He is so talented that after a while you will grow to where you want to trade him because he just refuses to consistently use his talent and he plays no defense and hates contact as much as Vince.

Right now Jamal is the absolute most talented second rate player in the NBA


----------



## Rashidi (Oct 2, 2003)

> Right now Jamal is the absolute most talented second rate player in the NBA


You must have a funny definition of second rate.

He's a good shooter and has good handle (neither of which he is any better at than say, Steve Nash). What else is he talented at?


----------



## son of oakley (Dec 24, 2003)

I gotta say, while JC certainly shows flashes of brilliance, I've heard it said how talented he so many times I don't know what to do. 

First off, I think his handle is over rated. He's got a flashy, ankle breaking stutter step, no doubt, but from what I've seen, he's not got a great baseline to baseline handle. I don't trust him, for instance, not to TO on a break. Second, his shot is streaky, streakier than Starks'. But Johnny played strong too - popped a few too many threes, but would take it inside when neccessary. Third, JC plays D with his hands, which nets him a steal or two, but hardly keeps his man out of the middle. Fourth, his 3pt to free throw ratio is weak. Fifth, what am I forgetting?

Sure the guy has talent, but it's hyped because of his perimeter flash. But who needs perimeter flash when all it nets is a career .397 fg% (.395 now for all who think he's turned it around in NY)?

Talent? Sure, he's got talent, and I'm glad we picked him up, but a lot of his "hoopla" is style over substance.


----------



## Rashidi (Oct 2, 2003)

Rashidi agrees.


----------



## The True Essence (May 26, 2003)

i agree but we have to see that hes 24 years old and he really needs to see a weight room. we saw a 190 pound Tmac in toronto get stronger and become a 210 pound superstar. Jamal doesnt take it to the basket cause he would die. hes 170 at best. at his age he should be able to learn to tone down his chucking, and it has toned downa bit with lenny and marbury getting on him for it. im not saying he will improve at this, but he could. but its easy to say he wont, cause in all his years at chicago he hasnt. but then again, the coaches in chicago had no control. the teams sucked and i believe there were a couple of different coaches. one guy actually wanted to use the triangle (cartwright??)

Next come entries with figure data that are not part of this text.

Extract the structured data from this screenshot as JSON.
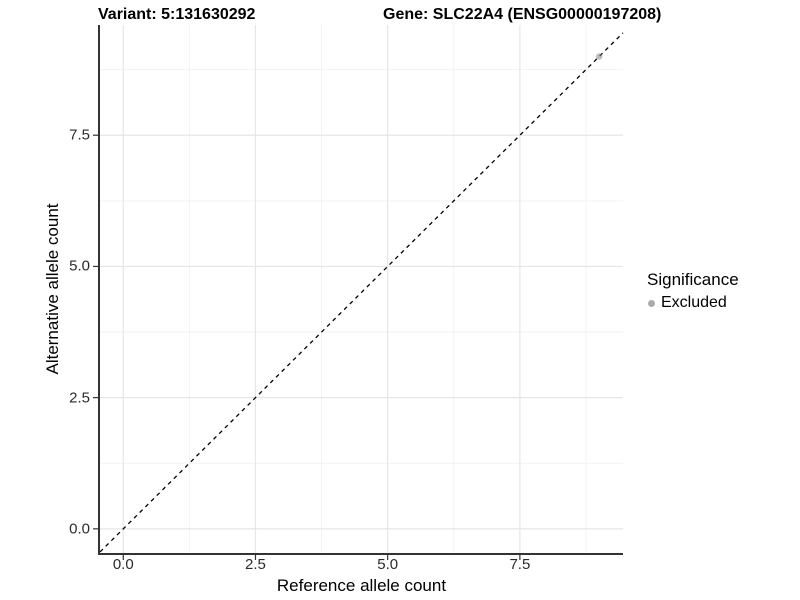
{
  "header": {
    "variant_title": "Variant: 5:131630292",
    "gene_title": "Gene: SLC22A4 (ENSG00000197208)"
  },
  "chart_data": {
    "type": "scatter",
    "title_left": "Variant: 5:131630292",
    "title_right": "Gene: SLC22A4 (ENSG00000197208)",
    "xlabel": "Reference allele count",
    "ylabel": "Alternative allele count",
    "xlim": [
      -0.44,
      9.45
    ],
    "ylim": [
      -0.46,
      9.6
    ],
    "x_ticks": [
      0.0,
      2.5,
      5.0,
      7.5
    ],
    "y_ticks": [
      0.0,
      2.5,
      5.0,
      7.5
    ],
    "x_tick_labels": [
      "0.0",
      "2.5",
      "5.0",
      "7.5"
    ],
    "y_tick_labels": [
      "0.0",
      "2.5",
      "5.0",
      "7.5"
    ],
    "x_minor_ticks": [
      1.25,
      3.75,
      6.25,
      8.75
    ],
    "y_minor_ticks": [
      1.25,
      3.75,
      6.25,
      8.75
    ],
    "grid": true,
    "legend_position": "right",
    "reference_line": {
      "kind": "abline",
      "slope": 1,
      "intercept": 0,
      "style": "dashed",
      "color": "#000000"
    },
    "series": [
      {
        "name": "Excluded",
        "points": [
          [
            9,
            9
          ]
        ],
        "color": "#7f7f7f",
        "opacity": 0.5,
        "radius": 3.2
      }
    ],
    "legend": {
      "title": "Significance",
      "items": [
        {
          "label": "Excluded",
          "color": "#ababab"
        }
      ]
    },
    "style": {
      "grid_major_color": "#e6e6e6",
      "grid_minor_color": "#f2f2f2",
      "axis_line_color": "#333333",
      "tick_color": "#333333",
      "background": "#ffffff"
    }
  }
}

but his free throw to 3 point shooting is horrible. hes jacking up 6.9 threes a game actually. i dont think Jamal is really a streak shooter though. i think hes a good shooter with bad shot selection. the nights where his numbers are like 4-14 are games where he goes to crossover guys and shoots fadaways with hands in his face. this year with marbury when he gets open looks he almost always makes them. thats why i think crawford struggles with marbury on the bench.


----------



## truth (Jul 16, 2002)

hes a suprisingly good catch and shoot player,especially when he squares up...Penny hit the nail on the head..Hes got to bulk up,and he has got to stop the crossover fadeaway from 25 feet..


----------